David Cameron has said he is ready to commit British resources to a strengthened search and rescue operation in the Mediterranean as EU leaders prepared to meet to discuss the escalating migrant crisis.

The Prime Minister - who is breaking off from the election campaign to attend an emergency summit in Brussels - said he would be pressing for a "comprehensive approach" to the problem.

With experts warning the death toll could reach the tens of thousands as growing numbers of desperate migrants take to the waters in overcrowded and unseaworthy boats, Mr Cameron said authorities need to go after the people traffickers as well as addressing the instability causing them to flee.

"We now need to make a change and make sure there is more and search and rescue," he said during an interview with a studio audience on BBC Radio 1's Newsbeat.

"I will be arguing 'Let's have a comprehensive approach.' Yes, we need search and rescue. We can play a role with that. Britain's a wealthy country with strong assets. We can bring some of those to bear.

"But let's also go after effectively the modern slave traders. Let's also try and stabilise these countries - not just Libya but also Nigeria, Somalia, Eritrea, Ethiopia. It's these unstable countries that people are coming from that's part of the problem."

The summit was called after around 800 migrants were feared to have drowned when their boat capsized at the weekend off the coast of Libya in what the UN High Commissioner for Refugees said was the "deadliest incident" it had ever recorded in the Mediterranean.

The Ministry of Defence said that it was "looking at options" following reports that one of the Royal Navy's largest vessels - the assault ship HMS Bulwark - could be despatched to take part in the operation.

It is understood, however, that Mr Cameron will want to see what other EU leaders are prepared to offer at the talks before making a final decision on Britain's contribution.

His call for a comprehensive approach to the issue echoed Italian prime minister Matteo Renzi whose country has rescued hundreds of migrants after their ships ran into trouble.

Speaking in the Italian parliament today, he said that Italy's "noble, generous reaction alone isn't enough.

"We are asking Europe to be Europe, not just when it's time to devise a budget," he said.

Italian defence minister Roberta Pinotti suggested refugee camps should be set up in countries bordering Libya and said the human traffickers needed to be targeted with military intervention.

"We know where the smugglers keep their boats, where they gather. The plans for military intervention are there," she said.

"We think it's the moment in which Europe decides, forcefully, to have an international police operation, which will undo this band of criminals."

Earlier London mayor Boris Johnson suggested that British special forces could be sent to Libya, where many of the migrant boats sail from, in order to deal with the people traffickers.

"I think you need to choke off the problem at source - you need to stop these people being put into boats," he said on a LBC radio phone-in.

Maurice Wren, chief executive of the British Refugee Council, said it was essential that the summit addressed the wider issues causing people to flee - most from the Middle East or sub-Saharan Africa.

"If all of the focus is going to be on how we stop the boats, we are effectively ignoring the reasons why people are forced to board them in the first place," he told BBC Radio 4's The World at One.

"We are going to be sending what I think is an unacceptable message - that we don't mind if people are killed, we just don't want it to happen on our doorstep.
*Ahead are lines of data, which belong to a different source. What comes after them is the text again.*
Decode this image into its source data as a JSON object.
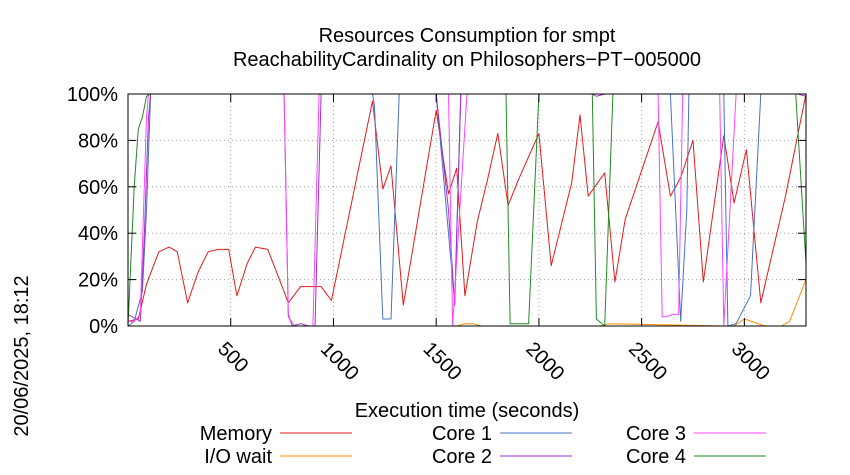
{
  "chart_data": {
    "type": "line",
    "title_line1": "Resources Consumption for smpt",
    "title_line2": "ReachabilityCardinality on Philosophers−PT−005000",
    "xlabel": "Execution time (seconds)",
    "ylabel": "",
    "side_label": "20/06/2025, 18:12",
    "xlim": [
      0,
      3300
    ],
    "ylim": [
      0,
      100
    ],
    "x_ticks": [
      500,
      1000,
      1500,
      2000,
      2500,
      3000
    ],
    "x_tick_labels": [
      "500",
      "1000",
      "1500",
      "2000",
      "2500",
      "3000"
    ],
    "y_ticks": [
      0,
      20,
      40,
      60,
      80,
      100
    ],
    "y_tick_labels": [
      "0%",
      "20%",
      "40%",
      "60%",
      "80%",
      "100%"
    ],
    "grid": true,
    "legend_position": "bottom",
    "series": [
      {
        "name": "Memory",
        "color": "#e41a1c",
        "x": [
          0,
          50,
          90,
          150,
          200,
          240,
          290,
          340,
          390,
          440,
          490,
          530,
          580,
          620,
          680,
          720,
          780,
          840,
          900,
          940,
          990,
          1190,
          1240,
          1280,
          1340,
          1500,
          1560,
          1600,
          1640,
          1700,
          1750,
          1800,
          1850,
          1900,
          2000,
          2060,
          2160,
          2200,
          2240,
          2320,
          2370,
          2420,
          2580,
          2640,
          2690,
          2750,
          2800,
          2900,
          2950,
          3010,
          3080,
          3200,
          3300
        ],
        "y": [
          2,
          3,
          18,
          32,
          34,
          32,
          10,
          23,
          32,
          33,
          33,
          13,
          27,
          34,
          33,
          24,
          10,
          17,
          17,
          17,
          11,
          97,
          59,
          69,
          9,
          93,
          57,
          68,
          13,
          45,
          63,
          83,
          52,
          63,
          83,
          26,
          62,
          91,
          56,
          66,
          19,
          46,
          88,
          56,
          64,
          80,
          19,
          82,
          53,
          76,
          10,
          56,
          100
        ]
      },
      {
        "name": "I/O wait",
        "color": "#ff8c00",
        "x": [
          0,
          1600,
          1640,
          1680,
          1720,
          2300,
          2340,
          2900,
          2950,
          3000,
          3100,
          3180,
          3220,
          3300
        ],
        "y": [
          0,
          0,
          1,
          1,
          0,
          0,
          1,
          0,
          0,
          3,
          0,
          0,
          2,
          20
        ]
      },
      {
        "name": "Core 1",
        "color": "#4472c4",
        "x": [
          0,
          30,
          70,
          90,
          110,
          1190,
          1200,
          1240,
          1280,
          1320,
          1340,
          1500,
          1560,
          1590,
          1620,
          1640,
          2580,
          2600,
          2640,
          2690,
          2720,
          2730,
          2800,
          2900,
          2920,
          2960,
          3030,
          3080,
          3100,
          3300
        ],
        "y": [
          0,
          2,
          15,
          50,
          100,
          100,
          95,
          3,
          3,
          100,
          100,
          100,
          40,
          10,
          100,
          100,
          100,
          100,
          100,
          2,
          50,
          100,
          100,
          100,
          0,
          1,
          13,
          100,
          100,
          100
        ]
      },
      {
        "name": "Core 2",
        "color": "#9932cc",
        "x": [
          0,
          40,
          60,
          80,
          100,
          110,
          740,
          760,
          780,
          800,
          840,
          880,
          910,
          940,
          960,
          1190,
          1200,
          1300,
          1340,
          1500,
          1560,
          1590,
          1620,
          2260,
          2280,
          2320,
          2360,
          2800,
          2840,
          2880,
          2900,
          3260,
          3300
        ],
        "y": [
          5,
          3,
          2,
          40,
          90,
          100,
          100,
          100,
          5,
          0,
          1,
          0,
          0,
          100,
          100,
          100,
          100,
          100,
          100,
          100,
          50,
          9,
          100,
          100,
          99,
          100,
          100,
          100,
          100,
          100,
          100,
          100,
          99
        ]
      },
      {
        "name": "Core 3",
        "color": "#ff44ff",
        "x": [
          0,
          30,
          60,
          90,
          100,
          110,
          740,
          760,
          780,
          810,
          820,
          900,
          930,
          960,
          1560,
          1580,
          1650,
          1700,
          2100,
          2230,
          2250,
          2300,
          2500,
          2580,
          2600,
          2620,
          2650,
          2680,
          2700,
          2850,
          2880,
          2900,
          2960,
          3300
        ],
        "y": [
          2,
          2,
          5,
          90,
          100,
          100,
          100,
          100,
          4,
          0,
          0,
          0,
          100,
          100,
          100,
          0,
          100,
          100,
          100,
          100,
          100,
          100,
          100,
          100,
          4,
          4,
          5,
          5,
          100,
          100,
          100,
          0,
          100,
          100
        ]
      },
      {
        "name": "Core 4",
        "color": "#228b22",
        "x": [
          0,
          30,
          50,
          70,
          90,
          110,
          1840,
          1860,
          1900,
          1950,
          2000,
          2260,
          2280,
          2320,
          2360,
          2380,
          2420,
          3250,
          3300
        ],
        "y": [
          0,
          60,
          85,
          90,
          99,
          100,
          100,
          1,
          1,
          1,
          100,
          100,
          3,
          0,
          100,
          100,
          100,
          100,
          27
        ]
      }
    ]
  }
}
Totally unacceptable.

"Europe has got a big decision to make tomorrow. It needs to put the principle of saving lives at the front and centre of its policy."

Mr Cameron strongly defended his decision to order RAF warplanes to bomb Libya in 2011 - despite claims that the chaos which followed the overthrow of Colonel Gaddafi was a major factor in the instability causing people to flee.

"We stopped a genocide," he said. "I could see what was happening, I could see people were going to be slaughtered in their hundreds, possibly in their thousands.

"I had a choice - act or stand to one side. We acted and it was the right thing to do."